Despite Washington’s hardline China policy, Biden himself developed a close relationship with Xi when the two were vice presidents. Biden has been to China four times and the two met 11 times in person, noted Li Cheng, director of the John L. Thornton China Center at the Brookings Institution.
"My point was that when I came back from meeting with him [Xi] and traveling 17,000 miles with him … – that’s how I got to know him so well," Biden remarked during a February town hall meeting.
"They have a personal friendship but how far Biden could go in light of nationwide anti-China sentiments remains to be seen," said Guo.
Li believes that Biden has to flex his muscles since the U.S. voter base is increasingly embracing the anti-China messaging. "He’s not that confrontational himself," he added.

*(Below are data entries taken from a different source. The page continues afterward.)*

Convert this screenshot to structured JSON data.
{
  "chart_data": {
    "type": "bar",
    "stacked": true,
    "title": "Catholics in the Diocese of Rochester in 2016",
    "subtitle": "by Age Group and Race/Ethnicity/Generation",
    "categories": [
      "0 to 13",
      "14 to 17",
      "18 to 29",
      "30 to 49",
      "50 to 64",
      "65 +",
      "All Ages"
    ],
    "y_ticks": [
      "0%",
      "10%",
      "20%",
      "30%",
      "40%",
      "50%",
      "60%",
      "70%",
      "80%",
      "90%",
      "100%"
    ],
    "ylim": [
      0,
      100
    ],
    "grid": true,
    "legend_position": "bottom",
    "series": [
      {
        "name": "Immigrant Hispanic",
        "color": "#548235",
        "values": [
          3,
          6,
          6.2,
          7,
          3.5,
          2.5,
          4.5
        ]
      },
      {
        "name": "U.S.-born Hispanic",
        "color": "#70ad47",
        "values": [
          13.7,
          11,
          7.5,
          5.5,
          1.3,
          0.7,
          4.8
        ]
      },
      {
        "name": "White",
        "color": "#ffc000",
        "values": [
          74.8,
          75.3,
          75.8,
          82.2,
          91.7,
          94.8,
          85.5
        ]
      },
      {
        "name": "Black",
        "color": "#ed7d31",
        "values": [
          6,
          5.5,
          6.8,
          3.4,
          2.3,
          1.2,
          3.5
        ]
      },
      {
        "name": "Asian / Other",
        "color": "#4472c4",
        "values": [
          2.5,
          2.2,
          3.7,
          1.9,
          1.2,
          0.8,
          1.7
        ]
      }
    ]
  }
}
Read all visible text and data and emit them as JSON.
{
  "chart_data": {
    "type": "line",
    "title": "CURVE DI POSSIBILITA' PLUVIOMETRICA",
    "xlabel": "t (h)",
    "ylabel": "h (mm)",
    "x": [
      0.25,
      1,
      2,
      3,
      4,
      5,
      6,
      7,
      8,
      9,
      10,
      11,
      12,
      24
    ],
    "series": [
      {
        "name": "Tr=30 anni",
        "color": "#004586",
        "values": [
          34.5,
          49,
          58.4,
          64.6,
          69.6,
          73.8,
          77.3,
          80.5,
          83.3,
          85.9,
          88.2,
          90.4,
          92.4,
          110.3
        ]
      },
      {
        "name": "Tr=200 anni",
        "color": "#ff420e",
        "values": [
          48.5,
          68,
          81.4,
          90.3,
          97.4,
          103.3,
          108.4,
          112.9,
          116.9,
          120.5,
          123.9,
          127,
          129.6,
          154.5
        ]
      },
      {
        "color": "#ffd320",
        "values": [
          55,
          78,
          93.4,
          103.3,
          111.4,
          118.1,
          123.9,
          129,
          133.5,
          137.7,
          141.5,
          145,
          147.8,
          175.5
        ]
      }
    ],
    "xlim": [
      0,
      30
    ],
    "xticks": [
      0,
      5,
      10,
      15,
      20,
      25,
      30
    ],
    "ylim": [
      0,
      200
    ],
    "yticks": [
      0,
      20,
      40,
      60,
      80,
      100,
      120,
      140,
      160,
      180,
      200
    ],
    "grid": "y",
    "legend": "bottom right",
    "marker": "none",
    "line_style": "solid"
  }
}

What does Meng’s release mean to China-U.S. ties?
The release shows Washington’s attempt to prevent the stiff competition from spiraling out of control, but it falls short of being a reversal in bilateral tensions, according to Guo. The charges against Huawei remain in place, and the tech giant is still on the U.S. blacklist.
The tech war is brewing. The U.S. pioneered the third industrial revolution and it’s been at the very top of the pyramid over the decades. However, on the threshold of the 21st century, China and the U.S. have become fierce contenders in the fourth industrial revolution, which is dominated by chips and algorithms.
The White House listed China as "the only competitor potentially capable of combining its economic, diplomatic, military, and technological power" in its Interim National Security Strategic Guidance.
"The end of the engagement era could date back to 2010 when China became the world’s second largest economy," said Guo. When China’s GDP exceeded 60 percent of that of the U.S. in 2014, hostility further grew, with containment policies ranging from trade to human rights over the years.
Washington’s attempt to contain Beijing in the high-tech realm predates Donald Trump’s trade war and continues to this day. A hi-tech decoupling looks inevitable.